The Blood Spell (Ravenspire, #4)(102)



Unless she thought she might need Blue alive because she wanted to perform other spells that would need a binding agent like Blue’s blood. As Blue had just discovered, her blood could hold even the most incompatible substances together, and unless someone had a spell that also contained her blood, that bond couldn’t be broken.

Her blood had been the key all along, and now that Dinah knew it, there was no way she was going to leave Blue alone. No, she’d use the wraith to kill everyone she hated, and then she’d keep Blue for the rest of her life, using her blood whenever she wanted.

Blue would rather die than watch those she loved be killed, knowing her own blood had been their undoing. She’d rather die than live the rest of her days as Dinah’s slave, her blood destroying more and more lives.

She stumbled to a halt just inside the grove that led to Grand-mère’s, her heart pounding in quick, sickening thuds.

She’d rather die.

The solution to her problem hit her, a wave of ice that prickled through her veins and settled into the pit of her stomach like a stone.

“What’s wrong?” Lucian asked, pausing as he reached the steps to the cottage and realized Blue wasn’t with him.

She stared at him without seeing him. Instead, she saw the hill full of small corpses. Ana’s arms with two jagged-edged circles torn out, her skin pale as parchment. She saw the wraith coming for her, its gaping maw open wide, vicious teeth glistening as it wailed its insatiable hunger.

“Blue?” Grand-mère called from the porch.

Blue reached out, one hand grasping the trunk of a shirella tree while the hand that held the poison pressed hard against her fluttering heart.

The wraith would come for her if she got close enough to it. It had already tried at the gate. Whatever Mama had bonded to it with Blue’s blood connected them. The firestorm of magic that had driven Blue to reach for the monster had also driven the monster to reach for her.

It would come for her. She just had to get close enough. And when it came, she’d be ready.

She couldn’t throw the poison on it, or stab it with a poisoned knife, or hope that somehow she could wrestle the thing to the ground and pour the poison into its mouth. Especially when she wasn’t sure if the poison was strong enough to kill a creature with fae in its blood.

But there was one sure way to kill it. One sure way to make certain the poison it drank bonded permanently with its own blood, organs, and tissue.

She’d put the poison in her own blood. Bond it to herself so that she became the weapon. And then she’d feed herself to the wraith. When it drank her poisoned blood, her magic would do the rest.

The wraith would be dead. The kingdom and those she loved would be safe.

The fact that she would also be dead sent a sharp ache through her. She let it hurt her, just for an instant. Let herself look down the years she’d no longer have and see all the possibilities. Love, family, memories made in the everyday, ordinary moments that threaded together to create the life she’d always wanted. Simple joys and endless experiments. Magic and moonlight and sleeping in late with Pepperell’s heavy weight on her chest.

And then she put them away, sealed them shut in a corner of her mind, and turned to face Grand-mère, who stood close now, her eyes worried.

“What is it?” she asked her granddaughter, the heaviness of dread already wrapped around her words.

“Dinah got the spell and let the wraith out. She’s going to kill the royal family and whoever else she wants to kill at the ball tonight, and then I think she plans to come for me and keep me a prisoner.”

Grand-mère drew her wand. “Not on my watch, she won’t.”

Blue closed the distance between them and enfolded her grandmother in a tight hug. “I love you, Grand-mère.”

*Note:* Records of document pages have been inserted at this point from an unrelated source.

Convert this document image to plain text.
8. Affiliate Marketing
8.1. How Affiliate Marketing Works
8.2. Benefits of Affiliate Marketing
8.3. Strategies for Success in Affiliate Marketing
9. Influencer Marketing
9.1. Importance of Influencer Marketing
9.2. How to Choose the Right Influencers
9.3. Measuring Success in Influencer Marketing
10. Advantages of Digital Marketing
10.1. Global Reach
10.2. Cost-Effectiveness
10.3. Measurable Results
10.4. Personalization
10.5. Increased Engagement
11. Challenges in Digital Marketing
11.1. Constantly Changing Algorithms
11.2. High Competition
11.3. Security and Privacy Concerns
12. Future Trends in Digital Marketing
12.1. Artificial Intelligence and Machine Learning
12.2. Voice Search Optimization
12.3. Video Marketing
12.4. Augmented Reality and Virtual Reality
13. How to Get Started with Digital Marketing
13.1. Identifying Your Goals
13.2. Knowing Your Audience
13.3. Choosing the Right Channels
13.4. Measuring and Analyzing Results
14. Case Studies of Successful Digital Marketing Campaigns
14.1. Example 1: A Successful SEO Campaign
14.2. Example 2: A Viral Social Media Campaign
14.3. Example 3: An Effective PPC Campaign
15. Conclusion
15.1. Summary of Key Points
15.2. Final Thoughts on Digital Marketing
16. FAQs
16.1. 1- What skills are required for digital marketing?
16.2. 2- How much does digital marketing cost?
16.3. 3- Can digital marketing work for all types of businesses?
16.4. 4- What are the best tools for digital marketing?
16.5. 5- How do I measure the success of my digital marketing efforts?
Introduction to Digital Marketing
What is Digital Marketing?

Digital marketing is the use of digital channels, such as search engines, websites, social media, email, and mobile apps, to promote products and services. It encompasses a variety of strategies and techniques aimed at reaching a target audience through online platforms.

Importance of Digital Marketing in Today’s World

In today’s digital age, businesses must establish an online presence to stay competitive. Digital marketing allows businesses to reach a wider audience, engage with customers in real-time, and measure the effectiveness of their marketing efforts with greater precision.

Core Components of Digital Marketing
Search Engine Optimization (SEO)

The older woman’s arms wrapped around Blue. “I love you too. Now stop looking like I’m going to let that snake in the grass and her pet wraith take my granddaughter. I might not have the kind of magic that can do more than some simple transfigurations and object movement, but that’s enough for me to send a knife into that Chauveau woman’s heart.”

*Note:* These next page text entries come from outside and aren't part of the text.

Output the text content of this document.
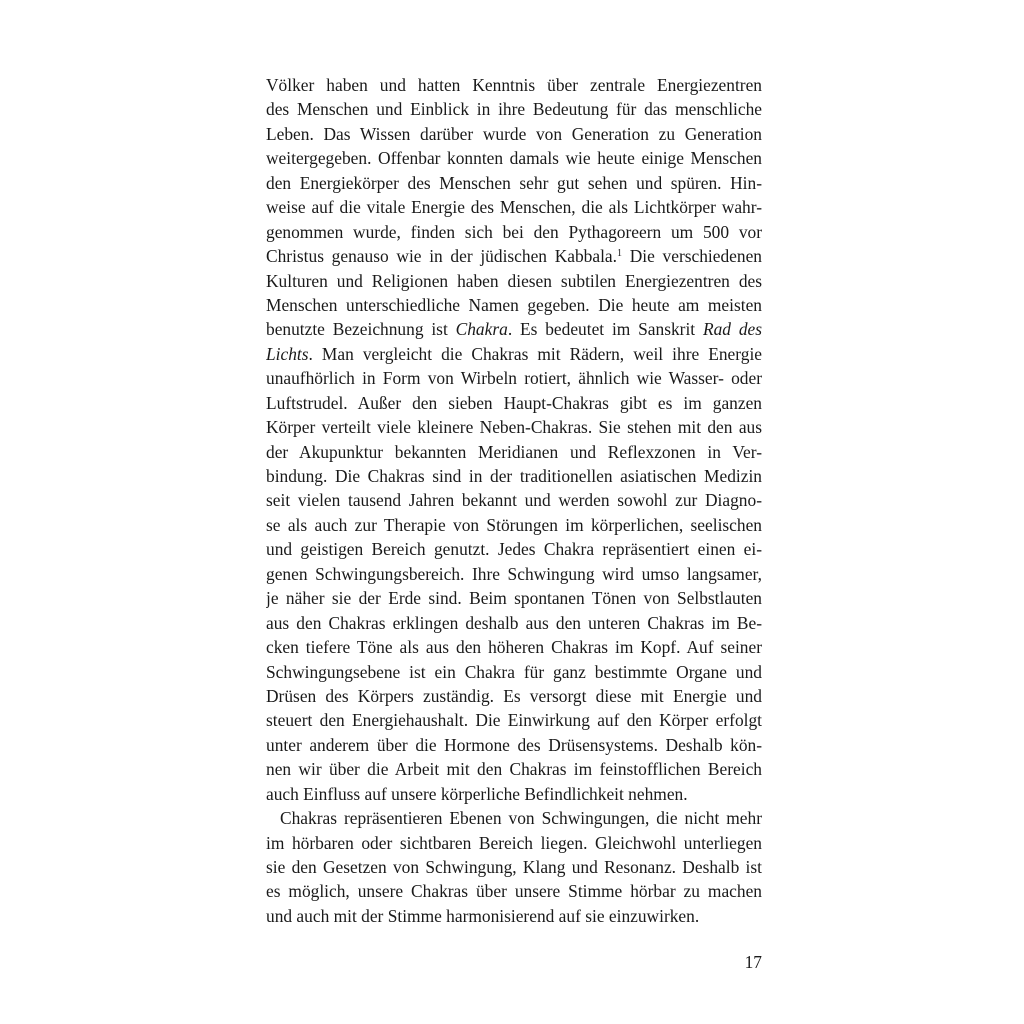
Völker haben und hatten Kenntnis über zentrale Energiezentren
des Menschen und Einblick in ihre Bedeutung für das menschliche
Leben. Das Wissen darüber wurde von Generation zu Generation
weitergegeben. Offenbar konnten damals wie heute einige Menschen
den Energiekörper des Menschen sehr gut sehen und spüren. Hin-
weise auf die vitale Energie des Menschen, die als Lichtkörper wahr-
genommen wurde, finden sich bei den Pythagoreern um 500 vor
Christus genauso wie in der jüdischen Kabbala.$^1$ Die verschiedenen
Kulturen und Religionen haben diesen subtilen Energiezentren des
Menschen unterschiedliche Namen gegeben. Die heute am meisten
benutzte Bezeichnung ist Chakra. Es bedeutet im Sanskrit Rad des
Lichts. Man vergleicht die Chakras mit Rädern, weil ihre Energie
unaufhörlich in Form von Wirbeln rotiert, ähnlich wie Wasser- oder
Luftstrudel. Außer den sieben Haupt-Chakras gibt es im ganzen
Körper verteilt viele kleinere Neben-Chakras. Sie stehen mit den aus
der Akupunktur bekannten Meridianen und Reflexzonen in Ver-
bindung. Die Chakras sind in der traditionellen asiatischen Medizin
seit vielen tausend Jahren bekannt und werden sowohl zur Diagno-
se als auch zur Therapie von Störungen im körperlichen, seelischen
und geistigen Bereich genutzt. Jedes Chakra repräsentiert einen ei-
genen Schwingungsbereich. Ihre Schwingung wird umso langsamer,
je näher sie der Erde sind. Beim spontanen Tönen von Selbstlauten
aus den Chakras erklingen deshalb aus den unteren Chakras im Be-
cken tiefere Töne als aus den höheren Chakras im Kopf. Auf seiner
Schwingungsebene ist ein Chakra für ganz bestimmte Organe und
Drüsen des Körpers zuständig. Es versorgt diese mit Energie und
steuert den Energiehaushalt. Die Einwirkung auf den Körper erfolgt
unter anderem über die Hormone des Drüsensystems. Deshalb kön-
nen wir über die Arbeit mit den Chakras im feinstofflichen Bereich
auch Einfluss auf unsere körperliche Befindlichkeit nehmen.
Chakras repräsentieren Ebenen von Schwingungen, die nicht mehr
im hörbaren oder sichtbaren Bereich liegen. Gleichwohl unterliegen
sie den Gesetzen von Schwingung, Klang und Resonanz. Deshalb ist
es möglich, unsere Chakras über unsere Stimme hörbar zu machen
und auch mit der Stimme harmonisierend auf sie einzuwirken.
17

Blue pulled back and smiled though she wanted to cry. “I hope you get your chance. Now, I need your help. I’m going to the ball and—”

“We’re going to the ball,” Grand-mère stated firmly. “I know you want to protect the royal family, but someone has to be watching out for you.”

“I’ll be fine.” Blue found the words easy to say. A strange sort of calm descended, blanketing the sharp ache in her heart and draining her fear away.

She could see the path before her, every step illuminated as if she held a lantern in her hand.

She’d bond the poison to the blood that ran through her veins. Get dressed for the ball. Send Lucian and Grand-mère through the city to get as many street kids to safety as possible. Dance with Kellan. Let herself feel how much she loved him. Let him see it on her face. It wouldn’t matter once she was gone, and it was one last memory she could hold close as she waited for Dinah and the wraith to make an appearance. As she threw herself at the monster and let it feast.

“You’ll be fine because I’ll be there to watch over you.” Grand-mère’s voice was sharp.

Blue smiled gently and held up the jar of poison. “I’ll be fine because I used my blood to make a weapon capable of taking down the wraith.”